Investments 

Boss of £782m investment trust focuses on gold

Boss of £782m investment trust focuses on gold

Forthcoming cuts in US interest rates are likely to mean the price of gold rises, according to Alasdair McKinnon, who runs the £782m Scottish Investment Trust.

US president Donald Trump has called for US interest rates to be cut as his re-election campaign approaches.

Throughout his time in office, Mr Trump has highlighted, via Twitter, the strong performance of the US Stock Market as a vindication of his handling of the economy, and lower interest rates tend to lead to a boost in stock market prices, at least in the short-term.

This is because lower interest rates mean investors earn less on cash deposits, and so are incentivised to invest.

It may also boost stock markets because lower rates may mean lower repayment costs on mortgages and other debts, leaving more cash to spend, increasing demand for the products of companies listed on the stock market.

Mr McKinnon expects that Mr Trump’s wish will be granted, and this is likely to create higher inflation in the US, and this will cause the gold price to rise.

The US central bank is due to issue a policy statement on Wednesday (June 19), which will give an insight into its plans for the coming months.

Mr McKinnon said: "In recent months, President Trump seems to have interpreted market levels as a real-time opinion poll on the competence of his administration. It's easy to see where he is coming from - after all the mantra of President Clinton's original campaign was 'it's the economy, stupid.'

"The trouble is that overall market levels generally do not reflect the current fortunes of the economy. Market levels, in fact, better reflect the degree of confidence in the aforementioned 'disruption' bubble.

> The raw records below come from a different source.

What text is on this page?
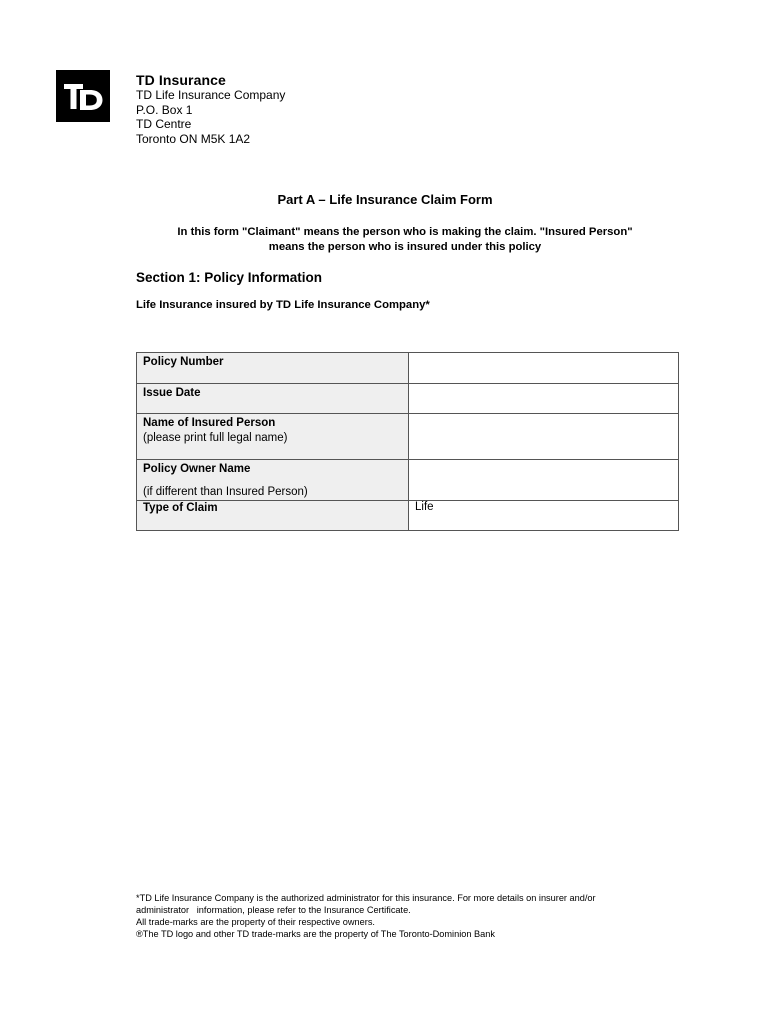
TD Insurance
TD Life Insurance Company
P.O. Box 1
TD Centre
Toronto ON M5K 1A2
Part A – Life Insurance Claim Form
In this form "Claimant" means the person who is making the claim. "Insured Person"
means the person who is insured under this policy
Section 1: Policy Information
Life Insurance insured by TD Life Insurance Company*
Policy Number	

Issue Date	

Name of Insured Person
(please print full legal name)	

Policy Owner Name
(if different than Insured Person)	

Type of Claim	Life
*TD Life Insurance Company is the authorized administrator for this insurance. For more details on insurer and/or
administrator   information, please refer to the Insurance Certificate.
All trade-marks are the property of their respective owners.
®The TD logo and other TD trade-marks are the property of The Toronto-Dominion Bank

"As we expect this bubble to deflate, we think it is highly likely that President Trump's vociferous campaign for the US Federal Reserve to cut interest rates and print more money will ultimately prove successful."

He added: "We expect our gold miners to be one of the principal beneficiaries of this shift in monetary policy.

"Whereas the value of paper currency is eroded by the unrestrained printing of new money, gold has historically maintained its purchasing power over long periods of time. We also see opportunities for long term investors in many areas overlooked in the current environment."

His comments are contained in the half-yearly report of the trust, released to the stock market this morning (17 June).

The trust lost 0.1 per cent in that six month period to the end of April, much worse than the performance of the market as a whole.

The fund manager said this is because the trust has invested in many unfashionable stocks that will perform better when market conditions change.